--On Tuesday, August 06, 2019 9:27 PM -0400 David Magda dmagda@ee.ryerson.ca wrote:
You mention binary packages on the website:
The FAQ explicitly states:
"Official releases are in source form only." I don't know how that could be any clearer.
While things like MariaDB/PostgreSQL packages are in various distros, those projects provide repos that people can use with yum/apt to get the latest versions. Providing 'official' first-party packages, at least for RHEL/CentOS and perhaps Ubuntu (LTS), would go a long way towards allowing people to have all the newest bug fixes.

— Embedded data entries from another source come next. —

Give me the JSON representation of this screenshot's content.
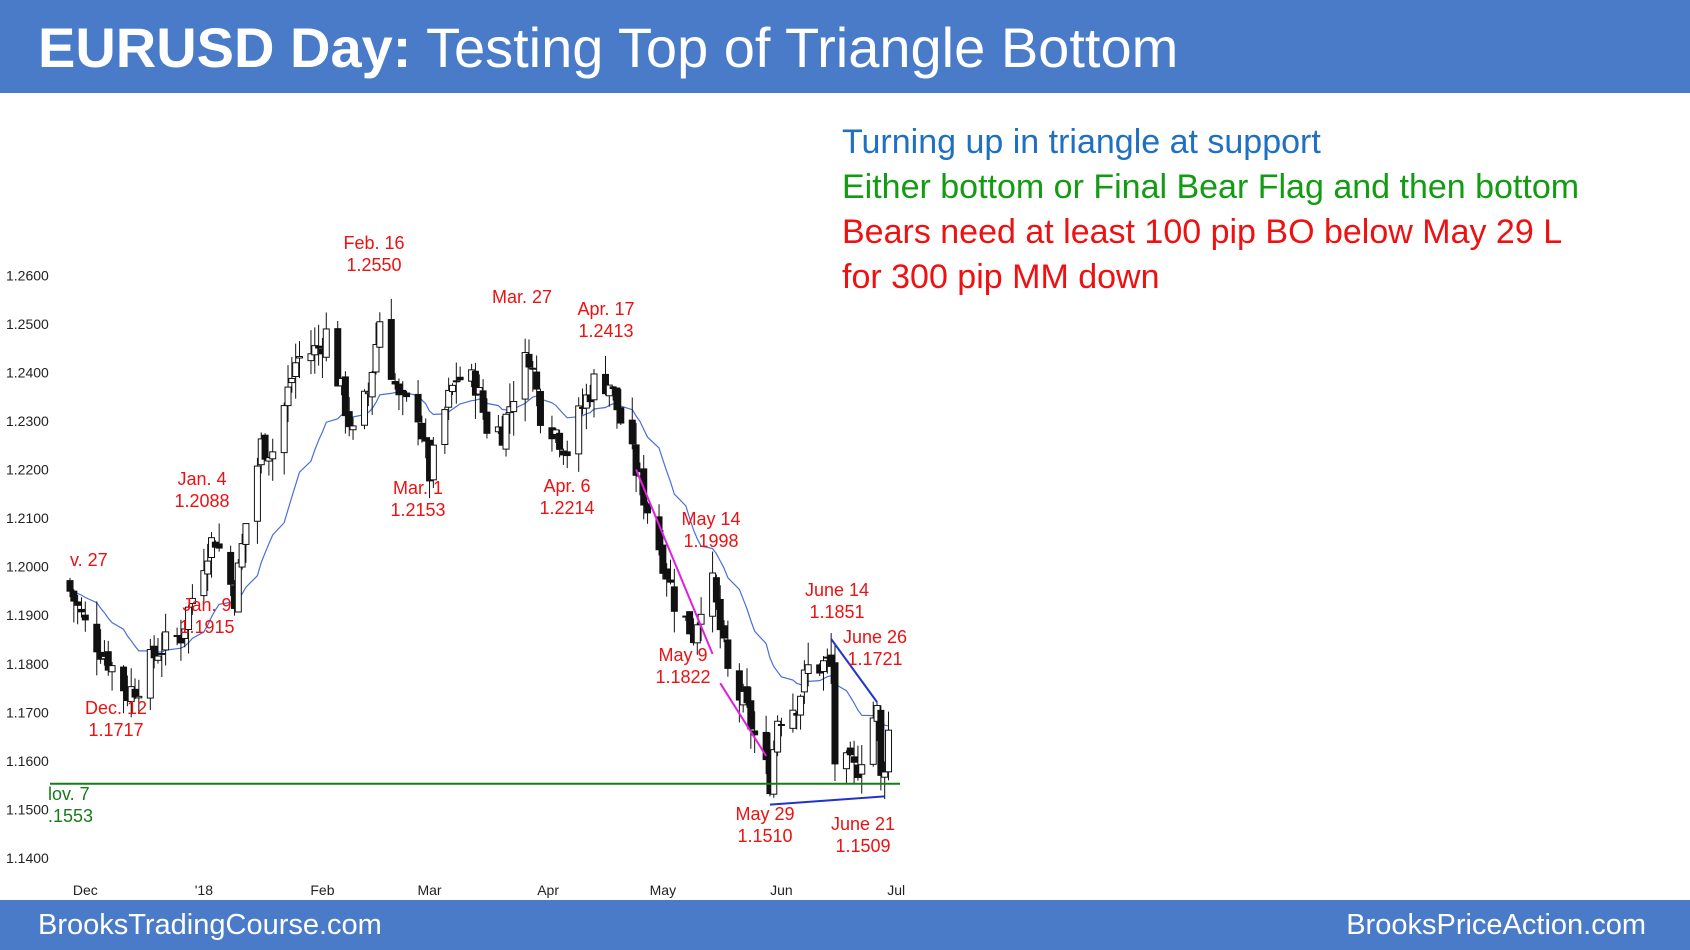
{
  "header": {
    "title_bold": "EURUSD Day:",
    "title_rest": "Testing Top of Triangle Bottom"
  },
  "notes": [
    {
      "text": "Turning up in triangle at support",
      "color": "#1f6fc2"
    },
    {
      "text": "Either bottom or Final Bear Flag and then bottom",
      "color": "#139b13"
    },
    {
      "text": "Bears need at least 100 pip BO below May 29 L",
      "color": "#ee1111"
    },
    {
      "text": "for 300 pip MM down",
      "color": "#ee1111"
    }
  ],
  "footer": {
    "left": "BrooksTradingCourse.com",
    "right": "BrooksPriceAction.com"
  },
  "colors": {
    "header_bg": "#4a7bc8",
    "annotation": "#ee1111",
    "support_line": "#1a7a1a",
    "moving_average": "#4a6fd8",
    "bear_channel": "#e020e0",
    "triangle": "#2233cc"
  },
  "chart_data": {
    "type": "candlestick",
    "symbol": "EURUSD",
    "timeframe": "Day",
    "ylim": [
      1.14,
      1.265
    ],
    "yticks": [
      "1.2600",
      "1.2500",
      "1.2400",
      "1.2300",
      "1.2200",
      "1.2100",
      "1.2000",
      "1.1900",
      "1.1800",
      "1.1700",
      "1.1600",
      "1.1500",
      "1.1400"
    ],
    "xticks": [
      "Dec",
      "'18",
      "Feb",
      "Mar",
      "Apr",
      "May",
      "Jun",
      "Jul"
    ],
    "grid": false,
    "moving_average": "20-bar EMA",
    "support_line": 1.1553,
    "labels": [
      {
        "date": "Nov 27",
        "text": "v. 27",
        "value": ""
      },
      {
        "date": "Nov 7",
        "text": "lov. 7",
        "value": ".1553"
      },
      {
        "date": "Dec 12",
        "text": "Dec. 12",
        "value": "1.1717"
      },
      {
        "date": "Jan 4",
        "text": "Jan. 4",
        "value": "1.2088"
      },
      {
        "date": "Jan 9",
        "text": "Jan. 9",
        "value": "1.1915"
      },
      {
        "date": "Feb 16",
        "text": "Feb. 16",
        "value": "1.2550"
      },
      {
        "date": "Mar 1",
        "text": "Mar. 1",
        "value": "1.2153"
      },
      {
        "date": "Mar 27",
        "text": "Mar. 27",
        "value": ""
      },
      {
        "date": "Apr 6",
        "text": "Apr. 6",
        "value": "1.2214"
      },
      {
        "date": "Apr 17",
        "text": "Apr. 17",
        "value": "1.2413"
      },
      {
        "date": "May 14",
        "text": "May 14",
        "value": "1.1998"
      },
      {
        "date": "May 9",
        "text": "May 9",
        "value": "1.1822"
      },
      {
        "date": "May 29",
        "text": "May 29",
        "value": "1.1510"
      },
      {
        "date": "June 14",
        "text": "June 14",
        "value": "1.1851"
      },
      {
        "date": "June 26",
        "text": "June 26",
        "value": "1.1721"
      },
      {
        "date": "June 21",
        "text": "June 21",
        "value": "1.1509"
      }
    ],
    "bear_channel_lines": [
      {
        "from": {
          "date": "Apr 24",
          "price": 1.22
        },
        "to": {
          "date": "May 14",
          "price": 1.182
        }
      },
      {
        "from": {
          "date": "May 16",
          "price": 1.176
        },
        "to": {
          "date": "May 28",
          "price": 1.161
        }
      }
    ],
    "triangle_lines": [
      {
        "from": {
          "date": "June 14",
          "price": 1.1851
        },
        "to": {
          "date": "June 26",
          "price": 1.1721
        }
      },
      {
        "from": {
          "date": "May 29",
          "price": 1.151
        },
        "to": {
          "date": "June 28",
          "price": 1.1527
        }
      }
    ],
    "waypoints": [
      [
        "Nov 27",
        1.195
      ],
      [
        "Dec 1",
        1.188
      ],
      [
        "Dec 6",
        1.182
      ],
      [
        "Dec 12",
        1.174
      ],
      [
        "Dec 15",
        1.176
      ],
      [
        "Dec 20",
        1.183
      ],
      [
        "Dec 26",
        1.186
      ],
      [
        "Jan 2",
        1.204
      ],
      [
        "Jan 4",
        1.206
      ],
      [
        "Jan 9",
        1.194
      ],
      [
        "Jan 12",
        1.209
      ],
      [
        "Jan 16",
        1.225
      ],
      [
        "Jan 19",
        1.224
      ],
      [
        "Jan 25",
        1.242
      ],
      [
        "Jan 26",
        1.243
      ],
      [
        "Jan 31",
        1.245
      ],
      [
        "Feb 2",
        1.248
      ],
      [
        "Feb 6",
        1.236
      ],
      [
        "Feb 9",
        1.227
      ],
      [
        "Feb 13",
        1.236
      ],
      [
        "Feb 16",
        1.251
      ],
      [
        "Feb 21",
        1.234
      ],
      [
        "Feb 26",
        1.232
      ],
      [
        "Mar 1",
        1.219
      ],
      [
        "Mar 5",
        1.232
      ],
      [
        "Mar 8",
        1.239
      ],
      [
        "Mar 13",
        1.238
      ],
      [
        "Mar 16",
        1.229
      ],
      [
        "Mar 20",
        1.228
      ],
      [
        "Mar 23",
        1.236
      ],
      [
        "Mar 27",
        1.244
      ],
      [
        "Mar 30",
        1.232
      ],
      [
        "Apr 3",
        1.228
      ],
      [
        "Apr 6",
        1.224
      ],
      [
        "Apr 10",
        1.233
      ],
      [
        "Apr 13",
        1.238
      ],
      [
        "Apr 17",
        1.238
      ],
      [
        "Apr 20",
        1.23
      ],
      [
        "Apr 24",
        1.22
      ],
      [
        "Apr 27",
        1.212
      ],
      [
        "May 2",
        1.199
      ],
      [
        "May 4",
        1.193
      ],
      [
        "May 9",
        1.186
      ],
      [
        "May 11",
        1.193
      ],
      [
        "May 14",
        1.196
      ],
      [
        "May 18",
        1.178
      ],
      [
        "May 23",
        1.17
      ],
      [
        "May 25",
        1.165
      ],
      [
        "May 29",
        1.156
      ],
      [
        "May 31",
        1.169
      ],
      [
        "Jun 5",
        1.172
      ],
      [
        "Jun 8",
        1.179
      ],
      [
        "Jun 13",
        1.18
      ],
      [
        "Jun 14",
        1.179
      ],
      [
        "Jun 15",
        1.16
      ],
      [
        "Jun 20",
        1.158
      ],
      [
        "Jun 21",
        1.159
      ],
      [
        "Jun 25",
        1.169
      ],
      [
        "Jun 26",
        1.17
      ],
      [
        "Jun 27",
        1.156
      ],
      [
        "Jun 28",
        1.16
      ],
      [
        "Jun 29",
        1.166
      ]
    ]
  }
}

Ryan Tandy already provides backports for Ubuntu: https://launchpad.net/~rtandy/+archive/ubuntu/openldap-backports
The LTB project already provides builds for RHEL7: https://ltb-project.org/documentation/openldap-rpm#yum_repository
Symas already provides a freedrop in replacements for RHEL7, with optional support: https://symas.com/linuxopenldap/
People who write the list are already provided the information on these options. What would the project having yet another build of the same things provide?
So 2015 was quite product, but most of 2016-2017... not so much.
2015 had a lot of serious bugs in its release, the releases were rushed, and the result of rushing was bad. I don't think 2015 is a "good" example of how things should be done.